Mais d’où vient mon amour pour la France ?

Je ne sais pas bien répondre à la question. En me la posant, parce qu’il est question de l’amour de la France quand on interroge Christian Harbulot, quelques éléments de réponses sont apparus. 

Cela a dû commencer très tôt dans nos discussions en famille avec mon grand-père émigré. Deux pays ont toujours été à table à la maison : la France donc, et la Slovaquie. Quand on vient de l’un et que l’on vit chez l’autre, cela ne rate jamais, on les compare. Et l’on se dit qu’on a bien de la chance. La comparaison serait beaucoup plus équilibrée aujourd’hui.

Baden-Powell

Les scouts aussi vous apprennent tout jeunes à aimer les autres, la nature, votre pays et d’autres choses encore. Dans leur promesse faite à la société, les scouts s’engagent à servir la patrie et l’Europe. Le scoutisme est né à l’initiative de Baden-Powell aux UK en 1908. Son manuel Les Eclaireurs s’est vendu à plus de 100 millions d’exemplaires. C’est qu’il ne doit pas être trop mal. Faire de son mieux est la devise des louveteaux. Toujours prêt est celle des scouts. Elles m’habiteront toujours. 

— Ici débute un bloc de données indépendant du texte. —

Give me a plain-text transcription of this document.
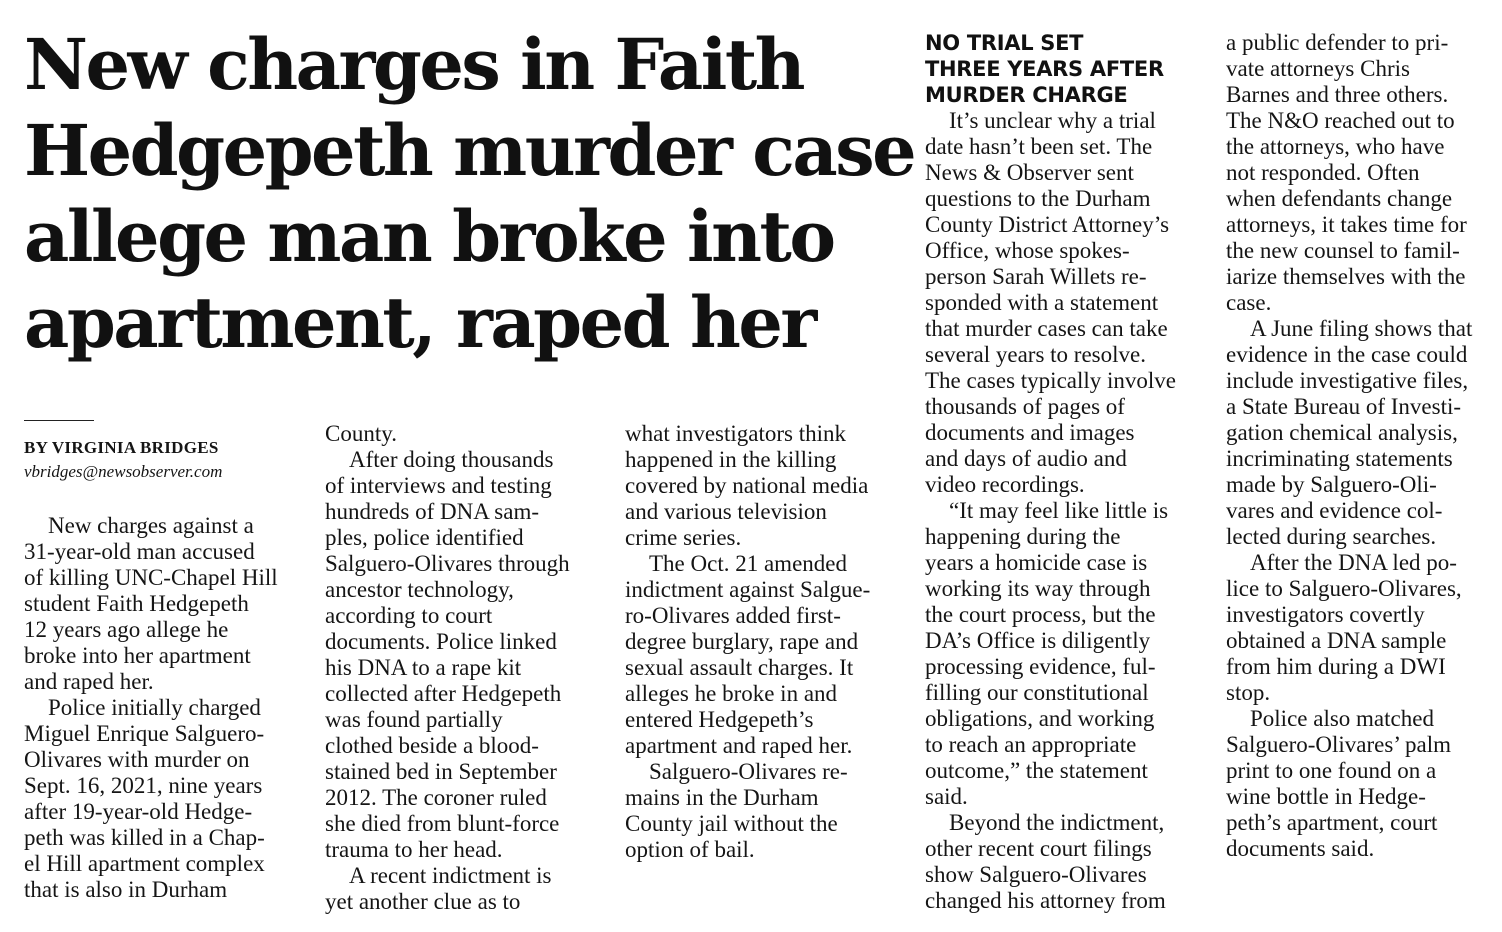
New charges in Faith
Hedgepeth murder case
allege man broke into
apartment, raped her

BY VIRGINIA BRIDGES

vbridges@newsobserver.com

New charges against a

31-year-old man accused

of killing UNC-Chapel Hill

student Faith Hedgepeth

12 years ago allege he

broke into her apartment

and raped her.

Police initially charged

Miguel Enrique Salguero-

Olivares with murder on

Sept. 16, 2021, nine years

after 19-year-old Hedge-

peth was killed in a Chap-

el Hill apartment complex

that is also in Durham

County.

After doing thousands

of interviews and testing

hundreds of DNA sam-

ples, police identified

Salguero-Olivares through

ancestor technology,

according to court

documents. Police linked

his DNA to a rape kit

collected after Hedgepeth

was found partially

clothed beside a blood-

stained bed in September

2012. The coroner ruled

she died from blunt-force

trauma to her head.

A recent indictment is

yet another clue as to

what investigators think

happened in the killing

covered by national media

and various television

crime series.

The Oct. 21 amended

indictment against Salgue-

ro-Olivares added first-

degree burglary, rape and

sexual assault charges. It

alleges he broke in and

entered Hedgepeth’s

apartment and raped her.

Salguero-Olivares re-

mains in the Durham

County jail without the

option of bail.

NO TRIAL SET

THREE YEARS AFTER

MURDER CHARGE

It’s unclear why a trial

date hasn’t been set. The

News & Observer sent

questions to the Durham

County District Attorney’s

Office, whose spokes-

person Sarah Willets re-

sponded with a statement

that murder cases can take

several years to resolve.

The cases typically involve

thousands of pages of

documents and images

and days of audio and

video recordings.

“It may feel like little is

happening during the

years a homicide case is

working its way through

the court process, but the

DA’s Office is diligently

processing evidence, ful-

filling our constitutional

obligations, and working

to reach an appropriate

outcome,” the statement

said.

Beyond the indictment,

other recent court filings

show Salguero-Olivares

changed his attorney from

a public defender to pri-

vate attorneys Chris

Barnes and three others.

The N&O reached out to

the attorneys, who have

not responded. Often

when defendants change

attorneys, it takes time for

the new counsel to famil-

iarize themselves with the

case.

A June filing shows that

evidence in the case could

include investigative files,

a State Bureau of Investi-

gation chemical analysis,

incriminating statements

made by Salguero-Oli-

vares and evidence col-

lected during searches.

After the DNA led po-

lice to Salguero-Olivares,

investigators covertly

obtained a DNA sample

from him during a DWI

stop.

Police also matched

Salguero-Olivares’ palm

print to one found on a

wine bottle in Hedge-

peth’s apartment, court

documents said.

J’ai invité sans succès mes enfants à adhérer au mouvement. Ils n’ont pas accroché. Je le regrette, c’est ainsi. Je tente d’une autre façon de leur transmettre ce que m’a appris le scoutisme. Mais rien ne remplace les nuits au froid sous la tente, une conserve de raviolis carbonisée au feu de bois et se perdre en forêt malgré l’usage de sa boussole. Rien.

Allez savoir pourquoi, moi je ne sais pas, mais l’idée m’était venue en classe préparatoire d’accrocher un drapeau français dans ma chambre d’étudiant. Il faisait face à un poster grandeur nature de Michael Jordan. Quand on découvrait les Etats-Unis à 15 ans en 1990, on en revenait forcément enthousiaste. Mes deux principaux murs étaient ainsi habillés. Le premier représentait le pays qui m’avait vu naître. Le second faisait référence à celui qui me fascinait et me faisait envie à cette époque-là.

Voilà, rien de plus. Rien d’extraordinaire. Mes parents n’avaient jamais nourri en moi l’idée d’un patriotisme particulier. Aimer mon pays m’a toujours aussi semblé naturel que respirer. Respirer vous fait vivre, votre pays aussi. 

Big Flo et Oli

Devenu adulte, j’ai bien dû me rendre compte que les mots comme « Nation » ou « patriote » se sont couverts d’un drap tâché. L’histoire de France a des heures belles, même magnifiques. Des heures moins glorieuses aussi. Certaines sont honteuses. Encore aujourd’hui, alors que les colonies ont disparu, alors que la seconde guerre mondiale s’est achevée il y a trois quarts de siècle, nous vivons dans les conséquences de ces événements. Le Président Poutine a grandi sur les cendres d’un feu allumé par Lénine puis déchaîné par Staline. Il cherche aujourd’hui à écraser l’Ukraine que Staline avait déjà délibérément affamée en 1933. Un film dont je vous propose la BO aujourd’hui raconte ce génocide soviétique. Curieux et tragique retour de l’Histoire. Pourtant, nous tolérons les 100 millions de morts du communisme au point qu’un parti politique peut en porter aujourd’hui le nom à l’Assemblée Nationale. Nous ne tolérons heureusement pas ce qui s’approche de près ou de loin du nazisme. Moi qui aime tant la mesure, je suis autant surpris par notre tolérance à l’égard du communisme que par l’usage immodéré des références à Hitler dans nos batailles idéologiques contemporaines. Comment en sommes-nous arrivés-là ?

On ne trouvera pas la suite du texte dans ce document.